One easy issue I can see (in code right in front of me) is:
const NT& result=a*d-b*c;
Using const references instead of plain variables is something that quite a number of people do, and which (I think) would fail if operator- returned a reference.
Killer argument :-(
Note that it also means that the unary operator+ (which I hope noone ever uses) is "unsafe" in a number of libraries.

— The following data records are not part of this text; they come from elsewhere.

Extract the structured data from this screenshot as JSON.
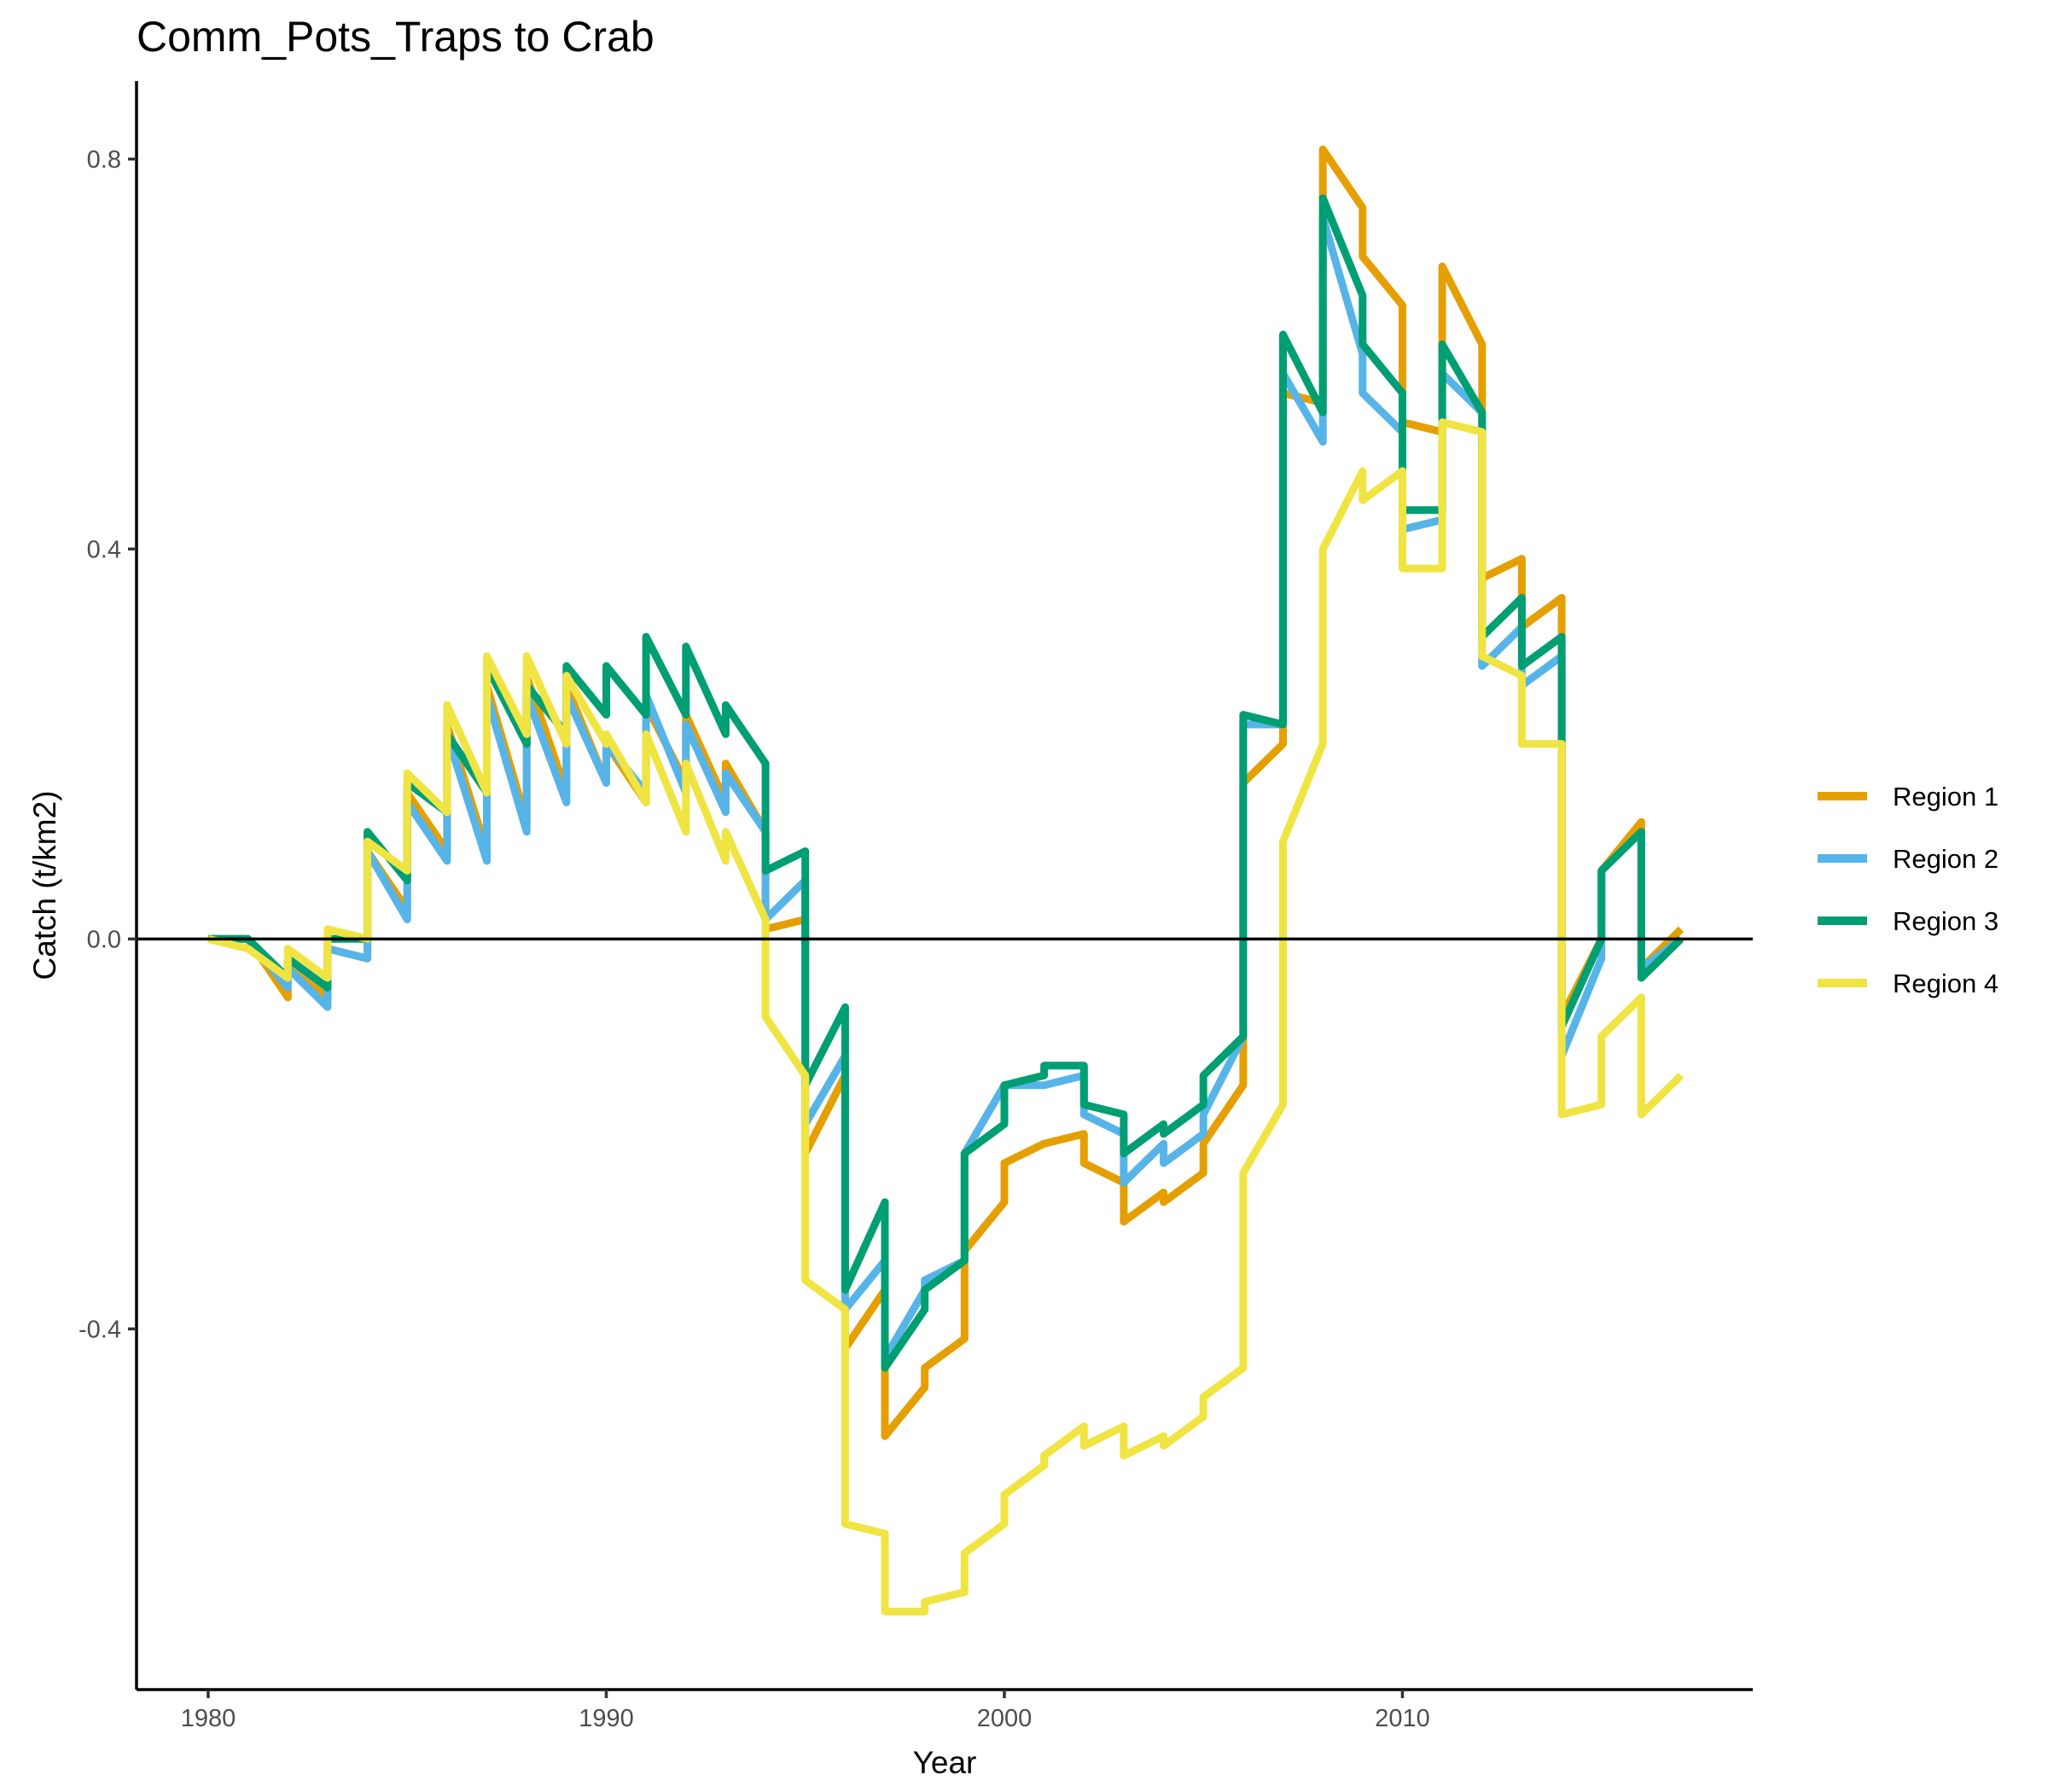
{
  "chart_data": {
    "type": "line",
    "title": "Comm_Pots_Traps to Crab",
    "xlabel": "Year",
    "ylabel": "Catch (t/km2)",
    "xlim": [
      1978.2,
      2018.8
    ],
    "ylim": [
      -0.77,
      0.88
    ],
    "xticks": [
      1980,
      1990,
      2000,
      2010
    ],
    "xtick_labels": [
      "1980",
      "1990",
      "2000",
      "2010"
    ],
    "yticks": [
      -0.4,
      0.0,
      0.4,
      0.8
    ],
    "ytick_labels": [
      "-0.4",
      "0.0",
      "0.4",
      "0.8"
    ],
    "hline": 0,
    "grid": false,
    "legend_position": "right",
    "series": [
      {
        "name": "Region 1",
        "color": "#E69F00",
        "x": [
          1980,
          1981,
          1982,
          1982,
          1983,
          1983,
          1984,
          1984,
          1985,
          1985,
          1986,
          1986,
          1987,
          1987,
          1988,
          1988,
          1989,
          1989,
          1990,
          1990,
          1991,
          1991,
          1992,
          1992,
          1993,
          1993,
          1994,
          1994,
          1995,
          1995,
          1996,
          1996,
          1997,
          1997,
          1998,
          1998,
          1999,
          1999,
          2000,
          2000,
          2001,
          2002,
          2002,
          2003,
          2003,
          2004,
          2004,
          2005,
          2005,
          2006,
          2006,
          2007,
          2007,
          2008,
          2008,
          2009,
          2009,
          2010,
          2010,
          2011,
          2011,
          2012,
          2012,
          2013,
          2013,
          2014,
          2014,
          2015,
          2015,
          2016,
          2016,
          2017
        ],
        "y": [
          0.0,
          0.0,
          -0.06,
          -0.03,
          -0.06,
          -0.01,
          -0.02,
          0.09,
          0.03,
          0.15,
          0.09,
          0.22,
          0.09,
          0.26,
          0.12,
          0.27,
          0.15,
          0.26,
          0.16,
          0.2,
          0.14,
          0.24,
          0.16,
          0.23,
          0.14,
          0.18,
          0.11,
          0.01,
          0.02,
          -0.22,
          -0.14,
          -0.42,
          -0.36,
          -0.51,
          -0.46,
          -0.44,
          -0.41,
          -0.32,
          -0.27,
          -0.23,
          -0.21,
          -0.2,
          -0.23,
          -0.25,
          -0.29,
          -0.26,
          -0.27,
          -0.24,
          -0.21,
          -0.15,
          0.16,
          0.2,
          0.56,
          0.55,
          0.81,
          0.75,
          0.7,
          0.65,
          0.53,
          0.52,
          0.69,
          0.61,
          0.37,
          0.39,
          0.32,
          0.35,
          -0.08,
          0.0,
          0.07,
          0.12,
          -0.03,
          0.01
        ]
      },
      {
        "name": "Region 2",
        "color": "#56B4E9",
        "x": [
          1980,
          1981,
          1982,
          1982,
          1983,
          1983,
          1984,
          1984,
          1985,
          1985,
          1986,
          1986,
          1987,
          1987,
          1988,
          1988,
          1989,
          1989,
          1990,
          1990,
          1991,
          1991,
          1992,
          1992,
          1993,
          1993,
          1994,
          1994,
          1995,
          1995,
          1996,
          1996,
          1997,
          1997,
          1998,
          1998,
          1999,
          1999,
          2000,
          2001,
          2002,
          2002,
          2003,
          2003,
          2004,
          2004,
          2005,
          2005,
          2006,
          2006,
          2007,
          2007,
          2008,
          2008,
          2009,
          2009,
          2010,
          2010,
          2011,
          2011,
          2012,
          2012,
          2013,
          2013,
          2014,
          2014,
          2015,
          2015,
          2016,
          2016,
          2017
        ],
        "y": [
          0.0,
          0.0,
          -0.05,
          -0.03,
          -0.07,
          -0.01,
          -0.02,
          0.09,
          0.02,
          0.14,
          0.08,
          0.21,
          0.08,
          0.25,
          0.11,
          0.25,
          0.14,
          0.25,
          0.16,
          0.2,
          0.15,
          0.25,
          0.15,
          0.22,
          0.13,
          0.17,
          0.11,
          0.02,
          0.06,
          -0.19,
          -0.12,
          -0.38,
          -0.33,
          -0.43,
          -0.36,
          -0.35,
          -0.33,
          -0.22,
          -0.15,
          -0.15,
          -0.14,
          -0.18,
          -0.2,
          -0.25,
          -0.21,
          -0.23,
          -0.2,
          -0.18,
          -0.1,
          0.22,
          0.22,
          0.58,
          0.51,
          0.74,
          0.6,
          0.56,
          0.52,
          0.42,
          0.43,
          0.58,
          0.54,
          0.28,
          0.32,
          0.26,
          0.29,
          -0.12,
          -0.02,
          0.07,
          0.11,
          -0.03,
          0.0
        ]
      },
      {
        "name": "Region 3",
        "color": "#009E73",
        "x": [
          1980,
          1981,
          1982,
          1982,
          1983,
          1983,
          1984,
          1984,
          1985,
          1985,
          1986,
          1986,
          1987,
          1987,
          1988,
          1988,
          1989,
          1989,
          1990,
          1990,
          1991,
          1991,
          1992,
          1992,
          1993,
          1993,
          1994,
          1994,
          1995,
          1995,
          1996,
          1996,
          1997,
          1997,
          1998,
          1998,
          1999,
          1999,
          2000,
          2000,
          2001,
          2001,
          2002,
          2002,
          2003,
          2003,
          2004,
          2004,
          2005,
          2005,
          2006,
          2006,
          2007,
          2007,
          2008,
          2008,
          2009,
          2009,
          2010,
          2010,
          2011,
          2011,
          2012,
          2012,
          2013,
          2013,
          2014,
          2014,
          2015,
          2015,
          2016,
          2016,
          2017
        ],
        "y": [
          0.0,
          0.0,
          -0.04,
          -0.02,
          -0.05,
          0.0,
          0.0,
          0.11,
          0.06,
          0.16,
          0.13,
          0.21,
          0.15,
          0.28,
          0.2,
          0.26,
          0.21,
          0.28,
          0.23,
          0.28,
          0.23,
          0.31,
          0.23,
          0.3,
          0.21,
          0.24,
          0.18,
          0.07,
          0.09,
          -0.15,
          -0.07,
          -0.36,
          -0.27,
          -0.44,
          -0.38,
          -0.36,
          -0.33,
          -0.22,
          -0.19,
          -0.15,
          -0.14,
          -0.13,
          -0.13,
          -0.17,
          -0.18,
          -0.22,
          -0.19,
          -0.2,
          -0.17,
          -0.14,
          -0.1,
          0.23,
          0.22,
          0.62,
          0.54,
          0.76,
          0.66,
          0.61,
          0.56,
          0.44,
          0.44,
          0.61,
          0.54,
          0.31,
          0.35,
          0.28,
          0.31,
          -0.09,
          0.0,
          0.07,
          0.11,
          -0.04,
          0.0
        ]
      },
      {
        "name": "Region 4",
        "color": "#F0E442",
        "x": [
          1980,
          1981,
          1982,
          1982,
          1983,
          1983,
          1984,
          1984,
          1985,
          1985,
          1986,
          1986,
          1987,
          1987,
          1988,
          1988,
          1989,
          1989,
          1990,
          1990,
          1991,
          1991,
          1992,
          1992,
          1993,
          1993,
          1994,
          1994,
          1995,
          1995,
          1996,
          1996,
          1997,
          1997,
          1998,
          1998,
          1999,
          1999,
          2000,
          2000,
          2001,
          2001,
          2002,
          2002,
          2003,
          2003,
          2004,
          2004,
          2005,
          2005,
          2006,
          2006,
          2007,
          2007,
          2008,
          2008,
          2009,
          2009,
          2010,
          2010,
          2011,
          2011,
          2012,
          2012,
          2013,
          2013,
          2014,
          2014,
          2015,
          2015,
          2016,
          2016,
          2017
        ],
        "y": [
          0.0,
          -0.01,
          -0.04,
          -0.01,
          -0.04,
          0.01,
          0.0,
          0.1,
          0.07,
          0.17,
          0.13,
          0.24,
          0.15,
          0.29,
          0.21,
          0.29,
          0.2,
          0.27,
          0.2,
          0.21,
          0.14,
          0.21,
          0.11,
          0.18,
          0.08,
          0.11,
          0.02,
          -0.08,
          -0.14,
          -0.35,
          -0.38,
          -0.6,
          -0.61,
          -0.69,
          -0.69,
          -0.68,
          -0.67,
          -0.63,
          -0.6,
          -0.57,
          -0.54,
          -0.53,
          -0.5,
          -0.52,
          -0.5,
          -0.53,
          -0.51,
          -0.52,
          -0.49,
          -0.47,
          -0.44,
          -0.24,
          -0.17,
          0.1,
          0.2,
          0.4,
          0.48,
          0.45,
          0.48,
          0.38,
          0.38,
          0.53,
          0.52,
          0.29,
          0.27,
          0.2,
          0.2,
          -0.18,
          -0.17,
          -0.1,
          -0.06,
          -0.18,
          -0.14
        ]
      }
    ]
  }
}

Nod :-( So, I've updated to return by value, discovered that my move constructors weren't actually moving (more care needed in calling base class constructors to prevent them from copying!), and generally added more move support throughout. Results are now: Horner polynomial case: Expression templates: 0 temporaries. Move semantics: 0 temporaries! This isn't quite as good as it looks - in the test one temporary is created in the move case, but it gets wiped out by the move constructor. So were we assigning to an already constructed variable these two cases would differ by one temporary. Oh, and I'm using allocations as a proxy measurement for temporaries, but in reality we are creating temporaries in the move case (lot's of them), they just don't need to allocate. Bessel function test: Time for mpf_float_50 = 4.96608 seconds Total allocations for mpf_float_50 = 2592537 Time for mpf_float_50 (no expression templates = 5.2808 seconds Total allocations for mpf_float_50 (no expression templates = 4174720 And again with BOOST_NO_RVALUE_REFERENCES defined: Time for mpf_float_50 = 5.20759 seconds Total allocations for mpf_float_50 = 2594441 Time for mpf_float_50 (no expression templates = 6.10358 seconds Total allocations for mpf_float_50 (no expression templates = 6498034 So basically, the rvalue ref no-ET code does as well as the no-rvalue expression template code, except of course turning on rvalue ref support helps the ET code as well, so ET's still win overall - in other words as you might expect, best performance comes from having both. Hope that makes sense, John.